One of the most important things he has taught me is how crucial it is to plan and enjoy outdoor adventures, no matter how busy you are.

My dad often works 80-hour weeks, but carefully carves out time each year to do the things he loves, like paddling the remote river canyons of the Nahanni and skiing the dry powder of the Kootenay Mountains.

He schedules carefully, works hard to prepare for his absence and calms pre-departure anxieties by reminding himself that things will move on just fine without him.

When life becomes stressful and packed full, it is often our outdoor trips and adventures that are the first to get scrapped. We feel too tired, disorganized and fearful we will crumble under the workload on our return.

In 2014, the number of unused vacation days in the United States hit a 40-year high, with a collective 169 million days unused. That’s 169 million days that could have been spent exploring, facing challenges and learning about ourselves. The drops you never boof, new river friends never made and take-out beers you don’t crack.

Instead of ditching our time off to keep grinding away, we should be adjusting our perspective. Sending ourselves on paddling trips may make up just a fraction of the year, but it’s these experiences that make us happier, more inspired and vibrant the other 50 weeks.

Planning awesome whitewater adventures has benefits that begin long before your seal launch on the first morning of the holiday. Picture this. You book time off six months ahead, choose a flight and begin initial research.

After work, you spread topographic maps on your kitchen table and daydream about what features and wildlife those vermicelli-noodle-like blue lines hold. The trip comes closer, and you email the buddies joining you constantly to go over details.
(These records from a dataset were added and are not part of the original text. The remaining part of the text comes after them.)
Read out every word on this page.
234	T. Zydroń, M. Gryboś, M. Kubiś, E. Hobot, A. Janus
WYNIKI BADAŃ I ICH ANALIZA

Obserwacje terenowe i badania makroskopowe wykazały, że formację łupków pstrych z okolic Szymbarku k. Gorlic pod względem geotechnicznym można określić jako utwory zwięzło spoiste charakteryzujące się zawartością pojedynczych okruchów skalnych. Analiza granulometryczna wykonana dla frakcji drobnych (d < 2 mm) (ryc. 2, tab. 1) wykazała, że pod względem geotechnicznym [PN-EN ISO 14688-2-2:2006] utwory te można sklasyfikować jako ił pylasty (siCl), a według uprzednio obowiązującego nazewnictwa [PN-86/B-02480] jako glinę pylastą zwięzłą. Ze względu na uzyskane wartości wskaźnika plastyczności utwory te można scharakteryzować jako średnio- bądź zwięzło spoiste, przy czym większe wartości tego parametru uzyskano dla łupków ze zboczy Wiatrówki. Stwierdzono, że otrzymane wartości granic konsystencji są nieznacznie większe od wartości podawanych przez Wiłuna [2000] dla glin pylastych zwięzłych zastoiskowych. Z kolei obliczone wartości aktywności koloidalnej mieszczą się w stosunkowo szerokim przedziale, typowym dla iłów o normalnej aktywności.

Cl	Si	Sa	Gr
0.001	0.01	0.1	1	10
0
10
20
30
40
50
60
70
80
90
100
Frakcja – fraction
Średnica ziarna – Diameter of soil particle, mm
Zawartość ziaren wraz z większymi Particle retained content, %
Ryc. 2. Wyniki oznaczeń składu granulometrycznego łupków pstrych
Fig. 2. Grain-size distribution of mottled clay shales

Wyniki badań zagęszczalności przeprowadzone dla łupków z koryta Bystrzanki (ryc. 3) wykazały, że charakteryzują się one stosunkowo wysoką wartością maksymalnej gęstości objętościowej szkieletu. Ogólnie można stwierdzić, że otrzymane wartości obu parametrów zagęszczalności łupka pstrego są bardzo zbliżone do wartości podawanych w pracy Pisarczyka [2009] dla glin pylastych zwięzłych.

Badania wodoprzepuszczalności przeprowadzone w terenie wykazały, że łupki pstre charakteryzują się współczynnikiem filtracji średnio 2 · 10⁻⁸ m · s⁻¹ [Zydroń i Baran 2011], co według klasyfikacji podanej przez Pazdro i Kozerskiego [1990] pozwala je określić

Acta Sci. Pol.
You debate the benefits of beef jerky over granola bars while menu planning. Gear and boats spill into your living room. The trip hasn’t even begun and you have focus and stoke.

Adventures are not defined by geography, the number of rapids run, or photos captured. Yours could be like Michael Neumann’s kayaking the Zambezi in Zambia, or like Erik Boomer’s epic Kiteski traverse of Greenland.

Perhaps adventure will come in the form of a new river in your backyard. No matter what, find the time for whitewater adventures.

Trust us—no one ever came back from two weeks of road tripping in the Pacific Northwest or seven days catching eddies in the jungle and regretted it, wishing instead they had made a bigger dent in their to-do list.

Hannah Griffin is Rapid’s assistant editor and a whitewater paddler living on the banks of the Madawaska River.